Two pipeline stocks that have been powerful wealth creators for long-term investors are Enbridge (NYSE:ENB) and Enterprise Products Partners (NYSE:EPD). For example, those who invested in Enterprise when it came public nearly 20 years ago could have turned a $3,000 investment into $39,000 if they reinvested their distributions along the way, while those who bought Enbridge around that same time could have done even better.
Making a mint by dominating this niche
Enterprise Products Partners formed in 1968 as a wholesale marketer of natural gas liquids (NGLs) such as propane. The company would spend the next 30 years quietly expanding within that niche using private capital. However, in 1998 it went public by selling 12 million units at $22 apiece to fund project developments and future acquisitions. Investors who bought at around that IPO price have been richly rewarded by the company's performance as it continued to expand within its NGL niche, where it's currently the dominant player. Those who bought and held have seen units appreciate 365% in value, making a $3,000 initial investment in Enterprise Products Partners worth nearly $11,000 today. Meanwhile, investors who chose to reinvest their quarterly distributions have earned even better returns, as their initial investment would be worth a jaw-dropping $39,000 (give or take commissions and other frictional costs).
One key to those impressive gains is the fact that Enterprise Products Partners has increased its quarterly distribution to investors 61 times since going public, including in each of the last 52 consecutive quarters. Meanwhile, there's more distribution growth in the forecast, as the company has $9 billion of expansion projects under construction that should steadily increase its fee-based cash flow through the end of the decade. Given those visible growth prospects, investors who buy today have the potential to earn wealth-changing gains by snapping up the company's generous 6.7% distribution and then reinvesting that growing earnings stream into more units so that the wonder of compounding can work its magic.
This income lover's dream stock lives just north of the border
Canadian oil pipeline giant Enbridge has delivered similarly robust returns to its investors over the past two decades. Overall, the stock has risen nearly 780% while producing a total return of almost 1,600%, which would have turned a $3,000 investment into $23,375 and $48,000, respectively, for investors who held over those two decades. Fueling that growth is the company's rapidly increasing dividend, which has risen by an 11.2% compound annual growth rate during the past 20 years thanks to Enbridge's focus on expanding its portfolio of low-risk energy infrastructure assets that generate predictable cash flow streams.

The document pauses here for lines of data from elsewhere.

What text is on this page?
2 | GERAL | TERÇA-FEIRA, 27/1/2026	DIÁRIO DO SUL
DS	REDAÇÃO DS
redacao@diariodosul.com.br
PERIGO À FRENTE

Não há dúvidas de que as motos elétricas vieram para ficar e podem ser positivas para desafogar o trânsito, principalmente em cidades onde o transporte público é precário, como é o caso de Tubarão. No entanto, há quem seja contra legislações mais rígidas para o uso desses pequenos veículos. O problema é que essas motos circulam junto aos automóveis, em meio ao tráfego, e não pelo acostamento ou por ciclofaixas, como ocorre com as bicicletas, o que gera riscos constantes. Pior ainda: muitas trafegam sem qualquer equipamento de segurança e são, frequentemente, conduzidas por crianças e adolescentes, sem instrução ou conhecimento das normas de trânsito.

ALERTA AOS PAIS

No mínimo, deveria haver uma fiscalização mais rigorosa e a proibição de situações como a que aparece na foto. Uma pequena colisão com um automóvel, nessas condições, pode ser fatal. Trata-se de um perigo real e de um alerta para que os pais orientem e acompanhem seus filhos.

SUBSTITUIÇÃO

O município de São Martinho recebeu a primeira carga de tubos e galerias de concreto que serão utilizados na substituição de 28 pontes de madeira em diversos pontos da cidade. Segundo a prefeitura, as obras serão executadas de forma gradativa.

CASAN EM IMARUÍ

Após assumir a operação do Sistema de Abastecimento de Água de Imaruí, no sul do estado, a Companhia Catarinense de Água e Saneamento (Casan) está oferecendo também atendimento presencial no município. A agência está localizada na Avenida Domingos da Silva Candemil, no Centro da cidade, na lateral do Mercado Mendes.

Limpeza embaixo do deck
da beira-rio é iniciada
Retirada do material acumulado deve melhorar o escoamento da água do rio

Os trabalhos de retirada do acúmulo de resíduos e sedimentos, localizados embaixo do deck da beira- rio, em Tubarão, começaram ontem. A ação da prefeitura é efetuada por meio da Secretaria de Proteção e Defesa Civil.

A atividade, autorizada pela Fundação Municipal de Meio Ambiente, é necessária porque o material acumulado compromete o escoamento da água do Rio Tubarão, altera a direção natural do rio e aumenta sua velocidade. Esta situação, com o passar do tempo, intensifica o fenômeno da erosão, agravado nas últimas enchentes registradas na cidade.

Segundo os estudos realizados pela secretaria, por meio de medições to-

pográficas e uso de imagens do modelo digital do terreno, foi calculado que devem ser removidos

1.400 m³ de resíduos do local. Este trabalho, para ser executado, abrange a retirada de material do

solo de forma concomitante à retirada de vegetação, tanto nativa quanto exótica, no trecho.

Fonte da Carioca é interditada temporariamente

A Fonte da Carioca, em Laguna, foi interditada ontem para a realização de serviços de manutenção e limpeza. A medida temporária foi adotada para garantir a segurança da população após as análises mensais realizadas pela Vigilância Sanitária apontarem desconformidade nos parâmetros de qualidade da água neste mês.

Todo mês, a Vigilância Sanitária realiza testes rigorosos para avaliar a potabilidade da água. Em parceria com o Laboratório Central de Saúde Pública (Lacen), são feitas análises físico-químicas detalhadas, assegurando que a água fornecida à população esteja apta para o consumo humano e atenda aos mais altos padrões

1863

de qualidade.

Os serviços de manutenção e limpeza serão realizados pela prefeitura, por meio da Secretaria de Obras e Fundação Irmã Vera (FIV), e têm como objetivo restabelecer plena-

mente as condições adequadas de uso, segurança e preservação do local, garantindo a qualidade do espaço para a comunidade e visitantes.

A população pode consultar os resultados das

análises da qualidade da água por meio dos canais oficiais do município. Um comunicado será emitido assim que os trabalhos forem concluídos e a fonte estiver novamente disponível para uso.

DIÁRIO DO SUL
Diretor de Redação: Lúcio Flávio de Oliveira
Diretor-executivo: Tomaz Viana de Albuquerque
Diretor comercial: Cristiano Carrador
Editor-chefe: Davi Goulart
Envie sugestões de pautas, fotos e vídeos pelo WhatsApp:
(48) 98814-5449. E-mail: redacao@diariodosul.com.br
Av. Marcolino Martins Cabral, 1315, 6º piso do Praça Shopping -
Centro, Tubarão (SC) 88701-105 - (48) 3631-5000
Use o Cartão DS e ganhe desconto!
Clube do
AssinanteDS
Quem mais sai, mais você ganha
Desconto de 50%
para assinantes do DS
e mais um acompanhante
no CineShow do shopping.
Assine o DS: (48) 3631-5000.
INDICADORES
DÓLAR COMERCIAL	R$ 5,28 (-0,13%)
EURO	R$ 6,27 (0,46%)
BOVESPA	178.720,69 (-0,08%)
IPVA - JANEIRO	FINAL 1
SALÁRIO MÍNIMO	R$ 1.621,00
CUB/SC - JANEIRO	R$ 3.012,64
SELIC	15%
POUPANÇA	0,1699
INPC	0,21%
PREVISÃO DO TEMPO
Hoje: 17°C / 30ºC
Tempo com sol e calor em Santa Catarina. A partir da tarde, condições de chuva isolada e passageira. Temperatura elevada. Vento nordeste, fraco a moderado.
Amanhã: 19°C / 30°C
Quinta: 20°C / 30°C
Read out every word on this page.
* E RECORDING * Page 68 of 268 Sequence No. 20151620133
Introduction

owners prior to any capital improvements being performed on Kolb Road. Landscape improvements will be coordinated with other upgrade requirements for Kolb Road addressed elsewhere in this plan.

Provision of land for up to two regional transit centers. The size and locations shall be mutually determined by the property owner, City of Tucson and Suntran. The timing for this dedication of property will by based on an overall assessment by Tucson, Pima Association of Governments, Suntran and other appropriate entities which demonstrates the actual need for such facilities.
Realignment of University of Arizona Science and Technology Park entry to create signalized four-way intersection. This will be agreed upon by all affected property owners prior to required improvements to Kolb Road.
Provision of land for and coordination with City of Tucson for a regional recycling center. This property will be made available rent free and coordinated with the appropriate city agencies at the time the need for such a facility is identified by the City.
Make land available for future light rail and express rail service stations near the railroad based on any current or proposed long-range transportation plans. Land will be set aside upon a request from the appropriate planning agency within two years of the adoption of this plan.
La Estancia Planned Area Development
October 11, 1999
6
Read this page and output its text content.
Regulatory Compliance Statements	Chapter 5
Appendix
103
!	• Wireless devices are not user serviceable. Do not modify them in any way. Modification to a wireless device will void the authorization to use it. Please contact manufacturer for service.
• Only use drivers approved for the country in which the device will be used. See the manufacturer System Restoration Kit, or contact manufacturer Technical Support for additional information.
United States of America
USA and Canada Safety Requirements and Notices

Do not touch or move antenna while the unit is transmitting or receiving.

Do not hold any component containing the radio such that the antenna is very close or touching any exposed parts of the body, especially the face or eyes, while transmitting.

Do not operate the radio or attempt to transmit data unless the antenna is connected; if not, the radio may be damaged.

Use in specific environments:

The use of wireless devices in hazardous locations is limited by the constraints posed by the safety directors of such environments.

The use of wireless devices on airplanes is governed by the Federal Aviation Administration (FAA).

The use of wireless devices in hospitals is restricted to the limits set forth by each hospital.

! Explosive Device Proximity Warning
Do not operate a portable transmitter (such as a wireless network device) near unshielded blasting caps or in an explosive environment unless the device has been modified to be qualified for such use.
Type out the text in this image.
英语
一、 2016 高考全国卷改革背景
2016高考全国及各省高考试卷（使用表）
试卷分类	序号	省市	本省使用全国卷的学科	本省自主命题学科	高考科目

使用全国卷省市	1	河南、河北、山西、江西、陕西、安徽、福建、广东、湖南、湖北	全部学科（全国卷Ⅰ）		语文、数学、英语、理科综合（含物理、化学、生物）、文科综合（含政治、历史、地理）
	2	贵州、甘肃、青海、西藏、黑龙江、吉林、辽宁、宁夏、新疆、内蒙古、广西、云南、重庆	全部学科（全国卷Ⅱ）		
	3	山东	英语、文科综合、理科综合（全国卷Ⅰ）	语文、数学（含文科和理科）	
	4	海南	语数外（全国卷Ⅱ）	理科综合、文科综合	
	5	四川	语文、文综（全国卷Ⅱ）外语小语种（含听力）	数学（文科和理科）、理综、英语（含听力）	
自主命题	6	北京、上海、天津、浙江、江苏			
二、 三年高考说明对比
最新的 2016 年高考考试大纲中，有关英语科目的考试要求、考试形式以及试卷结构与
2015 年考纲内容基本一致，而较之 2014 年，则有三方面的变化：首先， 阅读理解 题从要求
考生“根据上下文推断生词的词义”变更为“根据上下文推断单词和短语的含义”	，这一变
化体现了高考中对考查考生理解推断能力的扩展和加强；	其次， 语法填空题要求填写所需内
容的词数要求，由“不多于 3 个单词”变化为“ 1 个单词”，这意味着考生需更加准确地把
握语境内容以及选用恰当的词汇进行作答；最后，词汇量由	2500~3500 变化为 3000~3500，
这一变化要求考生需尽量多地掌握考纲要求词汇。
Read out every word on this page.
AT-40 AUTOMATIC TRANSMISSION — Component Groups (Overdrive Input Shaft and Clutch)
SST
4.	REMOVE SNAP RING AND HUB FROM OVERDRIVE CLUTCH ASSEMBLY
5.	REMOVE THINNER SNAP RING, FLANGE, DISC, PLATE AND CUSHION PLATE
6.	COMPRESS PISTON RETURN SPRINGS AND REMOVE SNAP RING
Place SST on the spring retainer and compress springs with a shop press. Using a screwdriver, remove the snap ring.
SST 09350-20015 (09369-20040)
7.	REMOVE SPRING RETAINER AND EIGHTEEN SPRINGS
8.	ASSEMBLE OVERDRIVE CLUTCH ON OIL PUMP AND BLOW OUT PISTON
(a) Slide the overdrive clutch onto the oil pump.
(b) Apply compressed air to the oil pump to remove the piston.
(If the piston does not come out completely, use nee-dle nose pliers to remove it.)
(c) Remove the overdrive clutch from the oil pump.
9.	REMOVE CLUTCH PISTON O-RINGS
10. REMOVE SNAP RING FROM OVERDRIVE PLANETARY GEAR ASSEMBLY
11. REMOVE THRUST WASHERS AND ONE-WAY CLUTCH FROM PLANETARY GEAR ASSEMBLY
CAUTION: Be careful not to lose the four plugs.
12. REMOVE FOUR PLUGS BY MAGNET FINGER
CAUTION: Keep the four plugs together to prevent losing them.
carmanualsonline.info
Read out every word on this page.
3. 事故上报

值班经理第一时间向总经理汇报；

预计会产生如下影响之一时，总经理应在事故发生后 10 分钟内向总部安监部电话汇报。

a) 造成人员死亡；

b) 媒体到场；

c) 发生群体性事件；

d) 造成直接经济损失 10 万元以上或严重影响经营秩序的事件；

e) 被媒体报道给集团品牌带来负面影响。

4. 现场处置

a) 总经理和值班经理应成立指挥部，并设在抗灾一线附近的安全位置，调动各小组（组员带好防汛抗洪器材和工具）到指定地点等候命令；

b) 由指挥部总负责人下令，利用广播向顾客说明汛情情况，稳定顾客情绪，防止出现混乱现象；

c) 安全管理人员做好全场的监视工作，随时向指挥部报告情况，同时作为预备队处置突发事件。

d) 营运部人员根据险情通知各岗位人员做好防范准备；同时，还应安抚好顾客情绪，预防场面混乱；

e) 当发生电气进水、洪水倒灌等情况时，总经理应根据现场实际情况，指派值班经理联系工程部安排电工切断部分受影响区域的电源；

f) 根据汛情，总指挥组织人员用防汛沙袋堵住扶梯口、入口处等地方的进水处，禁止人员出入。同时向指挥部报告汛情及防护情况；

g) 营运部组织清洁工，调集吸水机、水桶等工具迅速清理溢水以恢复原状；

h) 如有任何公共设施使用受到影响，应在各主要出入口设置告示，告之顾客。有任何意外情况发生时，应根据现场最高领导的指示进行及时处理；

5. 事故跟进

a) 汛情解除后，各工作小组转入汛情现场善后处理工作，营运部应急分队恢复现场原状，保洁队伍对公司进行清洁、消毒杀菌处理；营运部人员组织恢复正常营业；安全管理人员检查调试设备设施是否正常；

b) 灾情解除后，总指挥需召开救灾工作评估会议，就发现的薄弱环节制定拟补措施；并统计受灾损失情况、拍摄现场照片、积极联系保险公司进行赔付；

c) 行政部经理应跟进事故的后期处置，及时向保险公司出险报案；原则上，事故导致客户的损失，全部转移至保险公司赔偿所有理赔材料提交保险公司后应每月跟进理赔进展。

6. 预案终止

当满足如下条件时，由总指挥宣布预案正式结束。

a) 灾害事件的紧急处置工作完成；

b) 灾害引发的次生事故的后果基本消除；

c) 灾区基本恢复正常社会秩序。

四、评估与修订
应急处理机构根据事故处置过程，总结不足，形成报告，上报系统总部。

That said, Enbridge still has plenty of growth left in the tank given that it has 31 billion Canadian dollars ($24.7 billion) of growth projects underway and another CA$48 billion ($38.2 billion) in development. The company expects these projects to fuel 10% to 12% compound annual dividend growth all the way through 2024. That growing income stream should continue creating value for long-term investors, especially those who reinvest it into more shares of this high-yield Canadian pipeline giant.
A low-risk way to create wealth
Pipeline companies tend to be lower-risk investments since long-term, fee-based contracts underpin their assets. However, those contracts provide these companies with a steady stream of cash flow that they can use to compound wealth for investors over the long term. While Enbridge and Enterprise have already created tremendous value for their investors, both should continue doing so given the strength of their businesses and the growth projects they already have underway.